Europas Metropolen sind nicht auf einer Wellenlänge mit Wien
Marke von 100.000 täglich erstmals überstiegen
In Europa ist die Zahl der täglichen Corona-Neuinfektionen erstmals über die Marke von 100.000 gesprungen. Vielerorts sind die Intensivstationen am Limit. Regierungen verhängen strengere Regeln, um die Ausbreitung der Pandemie einzudämmen. In vielen Metropolen sind die Maßnahmen bereits jetzt strenger als in Wien.
In Berlin ist die Party vorbei. „Wir müssen das Nachtleben einfach ausschalten“, ließ Gesundheitssenatorin Dilek Kalayci alle Feierwütigen wissen – in der deutschen Hauptstadt müssen ab Samstag alle Lokale um 23 Uhr sperren. Illegale Partys hatten sich zuletzt zu einem massiven Treiber der zweiten Welle entwickelt, darum dürfen sich künftig selbst im Freien nachts nur noch fünf Personen oder Angehörige aus zwei Haushalten treffen.
Wieso das alles? Weil Berlin seit Kurzem als Risikogebiet gilt – in Deutschland ist das der Fall, sobald eine Region die Sieben-Tages-Inzidenz von 50 übersteigt, also binnen der vergangenen sieben Tage mehr als 50 Neuinfektionen pro 100.000 Einwohnern aufweist. Die deutsche Hauptstadt hat am Freitag erstmals 52,8 erreicht.
Alkoholverbot geplant
Das ist aus Sicht anderer europäischer Länder durchaus bemerkenswert. Denn gerade im Vergleich mit anderen Metropolen steht Berlin ganz gut da. Wien etwa, Österreichs Hotspot Nummer eins, liegt seit Freitag bei einem Inzidenz-Wert von 150,12 – hat also ein mehr als dreimal so dramatisches Infektionsgeschehen wie die deutsche Hauptstadt.
Maßnahmen wie in Berlin und anderen deutschen Städten – für Risikogebiete wurde ein Urlaubsverbot für die Herbstferien erlassen, ein öffentliches Alkoholverbot ist angedacht – gibt es in Wien aber nicht. Und auch im Vergleich mit jenen Metropolen, die zuletzt ähnlich hohe Fallzahlen wie Wien hatten, wirkt der österreichische Weg eher moderat: In Großbritannien soll kommende Woche ein ähnliches Modell wie in Deutschland umgesetzt werden. Damit würden in London, wo es ein geringeres Infektionsgeschehen als in Wien gibt, nicht nur Pubs und Restaurants schließen, sondern auch Treffen mit haushaltsfremden Personen untersagt werden.

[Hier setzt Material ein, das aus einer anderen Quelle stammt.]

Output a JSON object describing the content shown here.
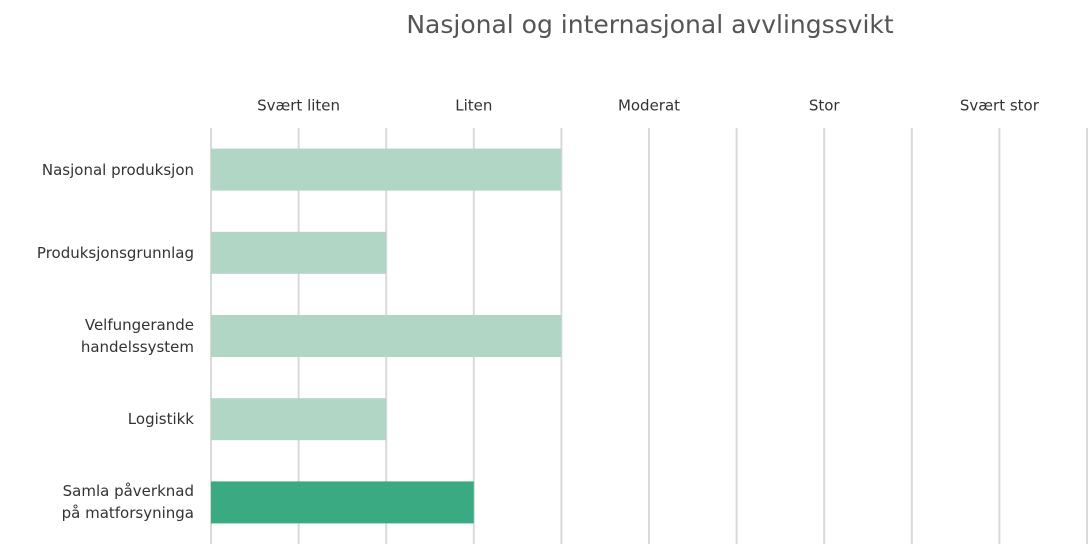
{
  "chart_data": {
    "type": "barh",
    "title": "Nasjonal og internasjonal avvlingssvikt",
    "categories": [
      "Nasjonal produksjon",
      "Produksjonsgrunnlag",
      "Velfungerande\nhandelssystem",
      "Logistikk",
      "Samla påverknad\npå matforsyninga"
    ],
    "values": [
      4,
      2,
      4,
      2,
      3
    ],
    "colors": [
      "#b1d6c5",
      "#b1d6c5",
      "#b1d6c5",
      "#b1d6c5",
      "#3aaa83"
    ],
    "xlim": [
      0,
      10
    ],
    "xticks": [
      {
        "value": 0
      },
      {
        "value": 1,
        "label": "Svært liten"
      },
      {
        "value": 2
      },
      {
        "value": 3,
        "label": "Liten"
      },
      {
        "value": 4
      },
      {
        "value": 5,
        "label": "Moderat"
      },
      {
        "value": 6
      },
      {
        "value": 7,
        "label": "Stor"
      },
      {
        "value": 8
      },
      {
        "value": 9,
        "label": "Svært stor"
      },
      {
        "value": 10
      }
    ],
    "grid": true
  }
}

In den Städten, in denen sich das Virus rasanter ausbreitet als in Wien, hat man ohnehin schon eine schärfere Gangart eingelegt. Prag verordnete am Freitag allen
Lokalen eine Sperrstunde ab 20 Uhr; Schwimmbäder, Fitnesscenter, Kinos und Theater müssen schließen. Auch Sportveranstaltungen sind abgesagt, zudem wird in Einkaufszentren das WLAN abgeschaltet, um Ansammlungen zu vermeiden.
Auch Brüssel, wo man mit den steigenden Zahlen kämpft, hat schon Schritte gesetzt; seit Donnerstag sind alle Cafés und Bars zu, Masken müssen beinahe überall – auch im Freien – getragen werden. Paris hat genau dieselben Maßnahmen schon Ende August angekündigt.
Madrid wird abgeriegelt
In Madrid (Sieben-Tages-Inzidenz von 305) sind die Maßnahmen derzeit am drastischsten. Nachdem sich die Stadtregierung lange gegen einen Lockdown gewehrt hatte, verhängte die Regierung am Freitag den Notstand über die Hauptstadt. Einwohner dürfen ihre Bezirke nur noch verlassen, um zur Arbeit zu fahren oder einen Arzt aufzusuchen.